The Army denies there is any intentional effort to push wounded troops off the military rolls. But critics say many troops being evaluated for possible disability retirement accept the first rating they are offered during their first informal board — but that if they were to request a formal board, and then appeal the decision of that board, they would receive higher ratings.

The system is complicated — “unduly so,” the Rand Corp. think tank said in a 2005 report — and the counselors who advise troops often have insufficient training or experience. Service members also assume that after months spent in a war zone, the military will look out for them, critics say.

Snip

‘I couldn’t believe it’
Smith said he began hearing tales about two years ago of service members who said they were not getting proper disability ratings based on the VA Schedule for Rating — the document used by both the military services and the VA to determine percentage ratings for disabilities, which in turn sets compensation rates.

“I finally decided to take on a case myself,” Smith said. “It’s been a while since I took a case.”

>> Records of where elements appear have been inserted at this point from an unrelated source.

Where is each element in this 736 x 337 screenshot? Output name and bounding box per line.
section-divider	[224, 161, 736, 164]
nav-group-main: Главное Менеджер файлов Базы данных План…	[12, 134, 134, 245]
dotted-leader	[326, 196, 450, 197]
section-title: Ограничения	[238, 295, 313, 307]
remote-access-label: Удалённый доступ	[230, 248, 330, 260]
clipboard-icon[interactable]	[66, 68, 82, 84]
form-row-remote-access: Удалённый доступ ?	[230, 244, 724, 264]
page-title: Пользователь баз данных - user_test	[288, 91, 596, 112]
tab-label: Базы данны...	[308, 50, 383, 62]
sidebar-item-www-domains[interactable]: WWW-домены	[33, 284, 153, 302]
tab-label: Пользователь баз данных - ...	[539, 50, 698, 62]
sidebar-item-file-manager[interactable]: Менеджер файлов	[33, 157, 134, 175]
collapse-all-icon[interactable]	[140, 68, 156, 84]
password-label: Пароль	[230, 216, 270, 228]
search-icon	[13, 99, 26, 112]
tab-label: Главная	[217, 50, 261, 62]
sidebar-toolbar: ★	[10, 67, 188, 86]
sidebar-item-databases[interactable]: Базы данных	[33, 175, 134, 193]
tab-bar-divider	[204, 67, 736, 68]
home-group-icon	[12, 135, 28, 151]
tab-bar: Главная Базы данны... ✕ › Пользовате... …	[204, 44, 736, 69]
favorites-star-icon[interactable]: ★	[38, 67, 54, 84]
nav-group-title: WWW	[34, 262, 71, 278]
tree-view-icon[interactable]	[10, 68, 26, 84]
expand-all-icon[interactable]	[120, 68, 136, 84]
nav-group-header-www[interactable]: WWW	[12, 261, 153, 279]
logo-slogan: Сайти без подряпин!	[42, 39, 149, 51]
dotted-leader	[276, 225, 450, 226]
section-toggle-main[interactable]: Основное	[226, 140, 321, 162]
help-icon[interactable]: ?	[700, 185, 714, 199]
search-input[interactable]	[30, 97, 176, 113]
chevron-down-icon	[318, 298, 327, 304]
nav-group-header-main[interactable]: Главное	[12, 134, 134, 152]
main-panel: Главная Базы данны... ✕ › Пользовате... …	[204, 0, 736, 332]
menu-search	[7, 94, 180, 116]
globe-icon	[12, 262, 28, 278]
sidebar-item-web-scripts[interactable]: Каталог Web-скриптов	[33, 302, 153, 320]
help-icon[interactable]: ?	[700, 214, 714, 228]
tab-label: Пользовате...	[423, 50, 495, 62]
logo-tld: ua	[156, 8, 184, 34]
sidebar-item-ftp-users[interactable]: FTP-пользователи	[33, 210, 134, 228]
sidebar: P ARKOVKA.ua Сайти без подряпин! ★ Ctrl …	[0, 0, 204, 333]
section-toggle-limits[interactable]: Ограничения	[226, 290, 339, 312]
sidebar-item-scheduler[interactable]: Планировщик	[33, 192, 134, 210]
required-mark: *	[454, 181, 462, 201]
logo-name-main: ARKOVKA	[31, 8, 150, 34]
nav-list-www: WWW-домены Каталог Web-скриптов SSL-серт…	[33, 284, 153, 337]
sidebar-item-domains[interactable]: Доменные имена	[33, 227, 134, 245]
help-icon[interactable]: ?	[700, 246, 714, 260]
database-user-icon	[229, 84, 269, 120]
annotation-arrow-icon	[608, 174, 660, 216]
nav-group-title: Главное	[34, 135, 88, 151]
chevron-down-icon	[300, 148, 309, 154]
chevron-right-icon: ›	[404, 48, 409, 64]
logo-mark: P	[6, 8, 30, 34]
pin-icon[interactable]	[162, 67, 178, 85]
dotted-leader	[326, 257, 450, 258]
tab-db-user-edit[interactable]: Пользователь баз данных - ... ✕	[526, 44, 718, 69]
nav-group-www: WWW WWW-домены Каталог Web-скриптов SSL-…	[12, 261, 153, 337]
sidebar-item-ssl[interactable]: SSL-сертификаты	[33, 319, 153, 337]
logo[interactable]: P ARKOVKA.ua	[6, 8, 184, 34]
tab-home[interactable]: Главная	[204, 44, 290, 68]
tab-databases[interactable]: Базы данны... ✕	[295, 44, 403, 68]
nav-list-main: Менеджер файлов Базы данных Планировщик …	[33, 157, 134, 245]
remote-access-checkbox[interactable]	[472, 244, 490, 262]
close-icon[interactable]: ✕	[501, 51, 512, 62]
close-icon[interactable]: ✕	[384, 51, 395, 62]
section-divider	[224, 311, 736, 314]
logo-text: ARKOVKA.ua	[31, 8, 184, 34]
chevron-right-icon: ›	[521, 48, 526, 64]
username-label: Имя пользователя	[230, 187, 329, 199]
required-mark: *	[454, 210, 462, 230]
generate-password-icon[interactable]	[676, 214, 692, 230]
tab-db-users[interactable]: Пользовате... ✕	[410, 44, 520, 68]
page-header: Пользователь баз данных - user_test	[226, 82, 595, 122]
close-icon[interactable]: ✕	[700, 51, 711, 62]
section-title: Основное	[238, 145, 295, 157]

He found an Army captain whose radial nerve in his right arm had been destroyed in Iraq — the same injury that has left Bob Dole, the World War II veteran and former Kansas senator, unable to use his arm to do more than hold a pen.

Smith followed the captain through the physical evaluation board process. He said that under the ratings schedule, this was an easy call: 70 percent disability. But at his first informal medical evaluation board, the captain initially was offered just 30 percent, and he had to fight to raise it to 60 percent through a subsequent formal evaluation board and then a final appeal.

“His first offer … I couldn’t believe it,” Smith said. “I was just incensed.”